Music on the Floor

Music on the Floor

Year: 1992

Heading: for 9 musicians

Movement Titles: in three movements

First Performance:
10 April 1992
Milwaukee Art Museum, Milwaukee, WI
Present Music

Instrumentation: 1.0.1.0—0.0.0.0—perc:2vib—pft—1.0.1.1.1

Duration: 22'

Recording: Music on the Floor can be found on the release, five

Listen now: MUSIC ON THE FLOOR (click here to listen)

Press:
...a three movement work colourfully scored...; the slow movement is particularly haunting and attractive. —Gramophone

[what] really stands out about this 33-year-old composer is his highly individual voice, because, for all of its echoes of Copland and Stravinsky, there is an overall sound that is uniquely Torkean. —Michael Stewart

Music on the Floor rises and resonates. [It] rings, in a tintinnabulation that changes colors as fleeting, far-flung doublings change note by note. —The Milwaukee Journal

Program Note:
I started with instrumentation: two vibraphones (one on the left side and one on the right) to carry the main musical argument, a piano to carry a third voice, a quartet of strings supplying harmonies, and two woodwinds contributing additional melodic material. After finding a basic chord (six pitches with a characteristically Lydian aura) and a particular syncopated rhythm (one that has found its way into almost every piece I've written over the past ten years), I went about work as usual: trying out every possible way of shoving this chord and these rhythms around to come up with extensions, proliferations, and even new themes which arose spontaneously out of my givens. These fragments each had their own emotional and dramatic profile, but the musical expression arose from the organizing and assembly into a three-movement form of these scattered scraps, not the other way round. Composers who work differently might think: 'I feel sad today, let's see what I can come up with', or in a more extreme form, 'I feel overwhelmed with sadness today, I can only write music that sobs with the anguish streaming from me'. I have always believed music is more than just self-expression (or self-therapy, for that matter).

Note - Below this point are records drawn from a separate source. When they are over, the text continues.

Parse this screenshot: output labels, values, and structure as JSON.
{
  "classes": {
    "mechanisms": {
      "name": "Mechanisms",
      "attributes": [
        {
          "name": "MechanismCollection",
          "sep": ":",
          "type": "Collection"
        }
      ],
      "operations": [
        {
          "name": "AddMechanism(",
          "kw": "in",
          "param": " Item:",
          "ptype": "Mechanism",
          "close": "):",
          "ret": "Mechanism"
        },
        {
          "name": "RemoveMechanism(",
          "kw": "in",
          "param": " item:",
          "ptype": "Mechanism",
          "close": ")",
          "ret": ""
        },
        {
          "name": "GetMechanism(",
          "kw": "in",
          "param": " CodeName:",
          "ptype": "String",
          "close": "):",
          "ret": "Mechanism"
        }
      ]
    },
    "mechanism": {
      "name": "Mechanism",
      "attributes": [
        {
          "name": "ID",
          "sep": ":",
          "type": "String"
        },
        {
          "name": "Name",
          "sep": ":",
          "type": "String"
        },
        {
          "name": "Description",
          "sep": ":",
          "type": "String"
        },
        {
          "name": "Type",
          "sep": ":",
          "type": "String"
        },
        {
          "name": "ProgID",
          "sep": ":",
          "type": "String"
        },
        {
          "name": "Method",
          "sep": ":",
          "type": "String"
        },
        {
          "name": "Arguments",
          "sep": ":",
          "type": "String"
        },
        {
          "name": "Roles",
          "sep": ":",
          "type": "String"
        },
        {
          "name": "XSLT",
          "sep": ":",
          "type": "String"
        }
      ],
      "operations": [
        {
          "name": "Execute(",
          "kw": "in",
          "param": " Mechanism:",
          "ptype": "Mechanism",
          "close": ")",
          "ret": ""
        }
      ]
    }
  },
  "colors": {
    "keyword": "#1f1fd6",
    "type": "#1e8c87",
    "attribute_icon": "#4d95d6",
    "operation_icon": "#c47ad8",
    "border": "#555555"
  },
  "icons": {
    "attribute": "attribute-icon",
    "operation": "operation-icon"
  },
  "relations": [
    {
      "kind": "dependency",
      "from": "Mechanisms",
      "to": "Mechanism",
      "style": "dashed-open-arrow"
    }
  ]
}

I wouldn't want to disabuse the listener who assumes that Music on the Floor must refer to the intimate nature of the second movement's 'love music': in life, sometimes we don't quite make it to the bedroom in time. But the truth is more prosaic: in late 1991, when I was working on this piece, I used manila folders with descriptive labels to organize the sheets of manuscript paper that were accumulating on the floor: 'Lively music', 'Wetter music', 'Music with hierarchies' etc. In the end, I still had unnamed but potentially useful material lying under the desk and on the rug. I scribbled 'Music on the floor' as a classification for all this other stuff. What is useful to a composer can't always be described in simple adjectives.